Investor Behaviour Facing Risk : Neurofinance and Financial Crises.

Authors
Publication date
2016
Publication type
Thesis
Summary This thesis studies the behavior of investors through their performance and expectations during the 2008-2011 financial crises and their beliefs. It consists of three chapters. In the first chapter, we review the existing literature on individual investors' performance, behavioral biases and preferences. We show the main shortcomings in terms of individual investors' performance as well as their main behavioral biases. We also highlight the contribution of neuroscience to the understanding of individual investors' behavior. In the second chapter, we study the impact of the 2008-2011 financial crises on the performance of individual investors and their expectations of their financial intermediaries in four different countries: Germany, Belgium, Luxembourg, and France. We also make a comparison according to the level of wealth of investors within each country but also globally. Our data comes from questionnaires distributed to asset managers at the largest banks in the countries considered, as well as from historical market data for each of these countries. We show that the wealthiest investors are the least risk averse both before and after financial crises, regardless of the country considered. We also find that they adopt the least conservative investment strategies. Finally, we find a significant change in investors' expectations of their financial intermediaries, demanding more transparency and better customer service, regardless of wealth level. We also show that these expectations can be contradictory, especially among the least wealthy investors. In the third chapter, we provide an experimental test of belief formation among individual investors based on the Brunnermeier and Parker (2005) model.
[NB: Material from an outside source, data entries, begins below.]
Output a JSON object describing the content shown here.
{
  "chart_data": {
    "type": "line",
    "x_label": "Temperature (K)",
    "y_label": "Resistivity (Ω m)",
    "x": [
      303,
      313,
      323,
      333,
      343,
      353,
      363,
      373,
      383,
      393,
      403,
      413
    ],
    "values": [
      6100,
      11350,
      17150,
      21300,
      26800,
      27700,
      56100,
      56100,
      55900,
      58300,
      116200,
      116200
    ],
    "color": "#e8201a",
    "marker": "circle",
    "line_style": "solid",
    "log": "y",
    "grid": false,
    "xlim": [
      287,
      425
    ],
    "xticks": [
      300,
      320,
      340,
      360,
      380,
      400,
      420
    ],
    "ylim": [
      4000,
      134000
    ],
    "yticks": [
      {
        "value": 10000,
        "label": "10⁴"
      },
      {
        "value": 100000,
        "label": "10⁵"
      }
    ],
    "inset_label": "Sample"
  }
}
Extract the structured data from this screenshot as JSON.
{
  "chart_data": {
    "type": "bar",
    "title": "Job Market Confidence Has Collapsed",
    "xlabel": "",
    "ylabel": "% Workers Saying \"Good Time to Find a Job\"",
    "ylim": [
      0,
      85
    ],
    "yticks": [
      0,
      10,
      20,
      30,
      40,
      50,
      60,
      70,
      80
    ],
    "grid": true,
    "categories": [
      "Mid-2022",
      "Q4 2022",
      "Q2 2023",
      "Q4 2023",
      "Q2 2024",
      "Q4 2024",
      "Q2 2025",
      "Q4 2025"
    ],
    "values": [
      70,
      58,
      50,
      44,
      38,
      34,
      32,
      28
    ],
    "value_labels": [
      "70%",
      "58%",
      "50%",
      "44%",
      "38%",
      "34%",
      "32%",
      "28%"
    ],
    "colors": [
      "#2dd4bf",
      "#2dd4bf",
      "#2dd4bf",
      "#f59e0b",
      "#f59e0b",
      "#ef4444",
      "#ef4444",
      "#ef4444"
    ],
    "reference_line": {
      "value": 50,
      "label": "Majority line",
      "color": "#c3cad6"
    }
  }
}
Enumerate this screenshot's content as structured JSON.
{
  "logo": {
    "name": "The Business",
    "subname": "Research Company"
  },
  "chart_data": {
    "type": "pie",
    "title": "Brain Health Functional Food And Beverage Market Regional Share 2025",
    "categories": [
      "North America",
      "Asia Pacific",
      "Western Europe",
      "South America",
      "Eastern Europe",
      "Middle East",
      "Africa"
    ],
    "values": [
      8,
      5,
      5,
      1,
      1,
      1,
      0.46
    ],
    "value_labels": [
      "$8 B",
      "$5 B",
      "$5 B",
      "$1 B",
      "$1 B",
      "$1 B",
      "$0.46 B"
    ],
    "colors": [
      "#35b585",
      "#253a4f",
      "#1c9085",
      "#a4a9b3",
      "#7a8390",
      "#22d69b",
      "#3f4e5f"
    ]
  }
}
We use an experiment with two identical lotteries except for their skewness. We show that participants in this experiment experience anticipatory emotions once they learn about the lottery they will play. These emotions are formed from the second minute of waiting and remain stable until they become aware of their winnings. Moreover, these anticipatory emotions are as strong as those felt once they know their winnings. Finally, we show that lottery participants with positive skewness have less self-regulation capacity than other subjects. The emotions they feel are stronger and more persistent than in the others.